Nos próximos 18 meses, uma boa parte do arquipélago do Marajó terá energia firme. O anseio histórico da população marajoara se transformou em um compromisso do Governo Popular e no próximo dia 25 de setembro, em Portel, a governadora Ana Júlia Carepa lançará a pedra fundamental do projeto que vai levar energia elétrica a todo o arquipélago, a partir da hidrelétrica de Tucuruí, atingindo 50 mil unidades consumidoras e beneficiando 250 mil habitantes.

Na primeira fase do projeto, em 18 meses, a energia será levada de Cametá para Portel, depois para Breves, Melgaço, Bagre e Curralinho. Na segunda fase, também em 18 meses, a ação estruturante vai alcançar mais 10 municípios, perfazendo 15 dos 16 municípios da Região de Integração Marajó. Gurupá, na fronteira do Marajó, será beneficiado com outra linha de tranmissão ou energia alternativa.

O secretário de Estado de Integração Regional, André Farias, explica que a energia para o Marajó virá de uma localidade em Cametá, no Tocantins, chamada Parada do Bento, onde será feita uma conexão com Portel, depois com Breves, Bagre, Melgaço e Curralinho. Farias informou que o contrato já foi assinado para a construção de 17 subestações e das linhas de transmissão, que funcionarão nas tensões 138 kv e 34 kv e terão pouco mais de 1 mil quilômetros de extensão e 20 metros de largura.

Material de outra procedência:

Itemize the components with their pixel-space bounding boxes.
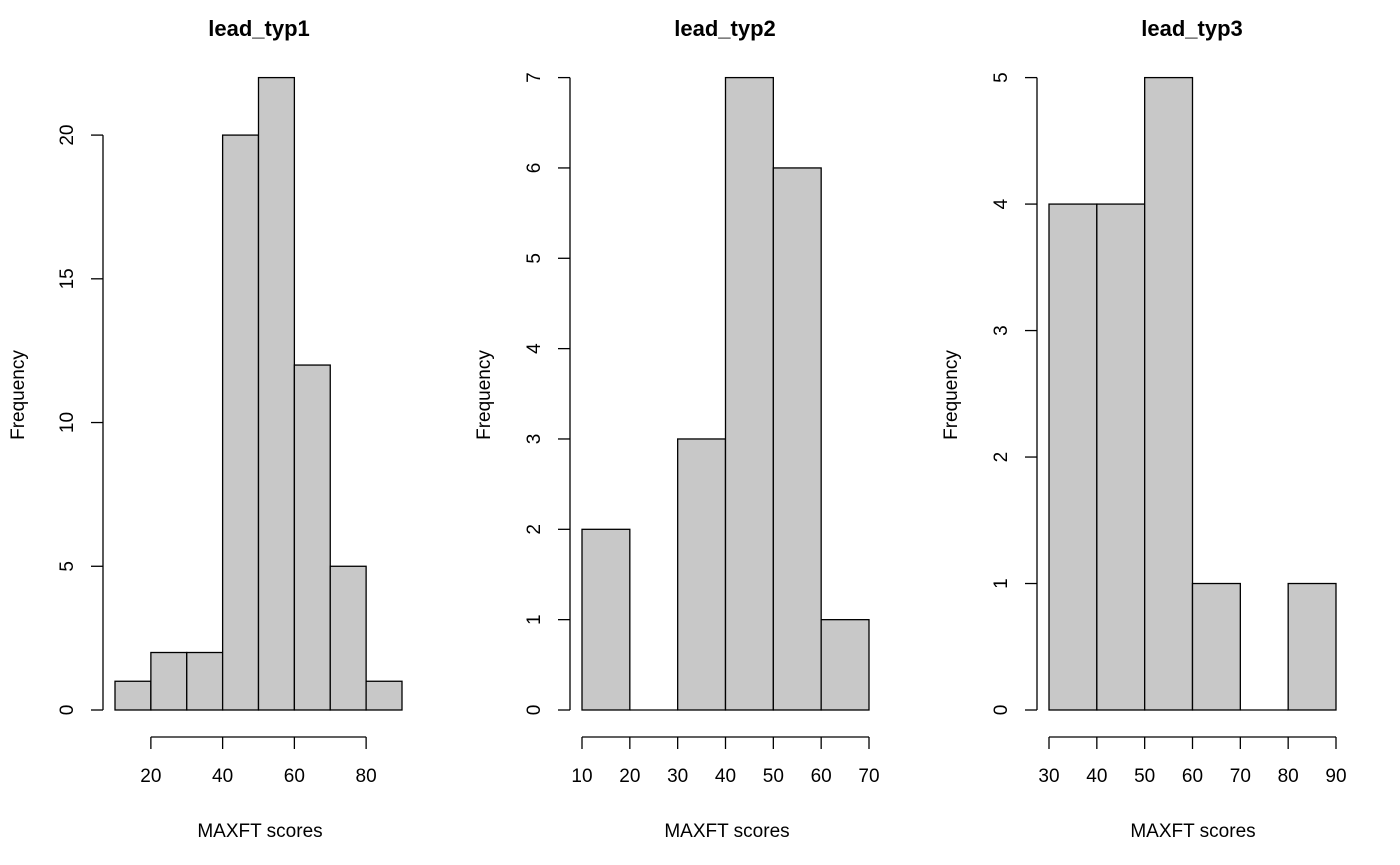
y-axis-label: Frequency: [941, 350, 962, 440]
x-tick-label: 60: [811, 766, 832, 787]
y-tick-label: 3: [524, 434, 545, 445]
histogram-bar: [114, 680, 152, 711]
y-tick-label: 1: [524, 614, 545, 625]
histogram-bar: [1144, 76, 1194, 711]
y-axis-label: Frequency: [474, 350, 495, 440]
histogram-panel-lead-typ1: lead_typ1 MAXFT scores Frequency 0 5 10 15 2…: [8, 16, 403, 842]
histogram-bar: [1191, 582, 1241, 711]
x-tick-label: 60: [1182, 766, 1203, 787]
y-tick-label: 6: [524, 163, 545, 174]
y-tick-label: 2: [991, 452, 1012, 463]
histogram-bar: [1048, 203, 1098, 711]
y-tick-label: 5: [57, 561, 78, 572]
histogram-bar: [221, 134, 260, 711]
histogram-bar: [257, 76, 296, 711]
x-tick-label: 20: [619, 766, 640, 787]
y-axis-label: Frequency: [8, 350, 29, 440]
panel-title: lead_typ1: [208, 16, 310, 41]
y-tick-label: 0: [991, 705, 1012, 716]
histogram-bar: [724, 76, 774, 711]
y-tick-label: 10: [57, 412, 78, 433]
histogram-bar: [677, 438, 727, 711]
histogram-bar: [293, 364, 331, 711]
x-axis-label: MAXFT scores: [197, 821, 322, 842]
x-tick-label: 50: [1134, 766, 1155, 787]
x-tick-label: 80: [356, 766, 377, 787]
histogram-bar: [772, 167, 822, 711]
histogram-bar: [186, 651, 224, 711]
histogram-bar: [365, 680, 403, 711]
histogram-bar: [1287, 582, 1337, 711]
y-tick-label: 1: [991, 578, 1012, 589]
x-axis-label: MAXFT scores: [1130, 821, 1255, 842]
histogram-panel-lead-typ3: lead_typ3 MAXFT scores Frequency 0 1 2 3 4 5 3…: [941, 16, 1347, 842]
x-tick-label: 40: [715, 766, 736, 787]
x-tick-label: 40: [212, 766, 233, 787]
x-tick-label: 30: [1038, 766, 1059, 787]
y-tick-label: 0: [524, 705, 545, 716]
x-tick-label: 90: [1325, 766, 1346, 787]
x-axis-label: MAXFT scores: [664, 821, 789, 842]
panel-title: lead_typ3: [1141, 16, 1243, 41]
y-tick-label: 5: [991, 72, 1012, 83]
y-tick-label: 2: [524, 524, 545, 535]
y-tick-label: 20: [57, 125, 78, 146]
histogram-bar: [581, 528, 631, 711]
histogram-bar: [820, 619, 870, 711]
x-tick-label: 20: [140, 766, 161, 787]
x-tick-label: 50: [763, 766, 784, 787]
x-tick-label: 30: [667, 766, 688, 787]
histogram-bar: [329, 565, 367, 711]
y-tick-label: 5: [524, 253, 545, 264]
y-tick-label: 3: [991, 325, 1012, 336]
y-tick-label: 0: [57, 705, 78, 716]
y-tick-label: 4: [991, 198, 1012, 209]
y-tick-label: 7: [524, 72, 545, 83]
x-tick-label: 40: [1086, 766, 1107, 787]
histogram-panel-lead-typ2: lead_typ2 MAXFT scores Frequency 0 1 2 3 4 5 6…: [474, 16, 880, 842]
y-tick-label: 15: [57, 268, 78, 289]
x-tick-label: 10: [571, 766, 592, 787]
x-tick-label: 80: [1278, 766, 1299, 787]
y-tick-label: 4: [524, 343, 545, 354]
histogram-bar: [1096, 203, 1146, 711]
histogram-bar: [150, 651, 188, 711]
x-tick-label: 70: [1230, 766, 1251, 787]
panel-title: lead_typ2: [674, 16, 776, 41]
x-tick-label: 70: [858, 766, 879, 787]
x-tick-label: 60: [284, 766, 305, 787]
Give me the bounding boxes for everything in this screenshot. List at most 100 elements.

"Os estudos ambientais, a topografia e o projeto civil estão em andamento. O traçado das linhas já foi definido e os terrenos das subestações já foram adquiridos", disse Farias. A Secretaria de Estado de Meio Ambiente (SEMA) já deu licença para a abertura das picadas (caminho pelo qual o linhão vai passar).

O investimento total, em 36 meses é de R$ 473,61 milhões de recursos federais na interligação da Ilha do Marajó ao Sistema Interligado Nacional (SIN), no Pará, dividido em duas etapas. Na primeira etapa, o investimento é de R$ 100 milhões, mas o secretário afiança que a energia deve-se à perseverança do povo do Marajó e à desenvoltura da governadora Ana Júlia Carepa no setor enegético.

"A governadora conhece bem o sistema nacional de energia. Quando senadora, discutiu o sistema de energia elétrica do País, apresentou um projeto de royalties sobre mineração, tem uma afinidade muito grande com a ministra Dilma Roussef, que já foi ministra de Minas e Energia e desde então acompanha a luta da população do Marajó. Em junho de 2007, Ana Júlia assinou um termo de compromisso com o presidente Lula para construir essa obra, que faz parte do Plano de Desenvolvimento do Marajó. E agora é realidade", assinalou.

Hoje, 15 usinas geradoras movidas a óleo diesel garantem a energia elétrica a apenas 41% da população do Delta do Amazonas, isto é o menor índice de atendimento de energia de todas as regiões de integração do Estado. Essas usinas, que, juntas, consomem 40 milhões de litros de combustível por ano, promovendo um gasto de R$ 90 milhões, serão desativadas e a rede elétrica existente será integrada ao sistema nacional.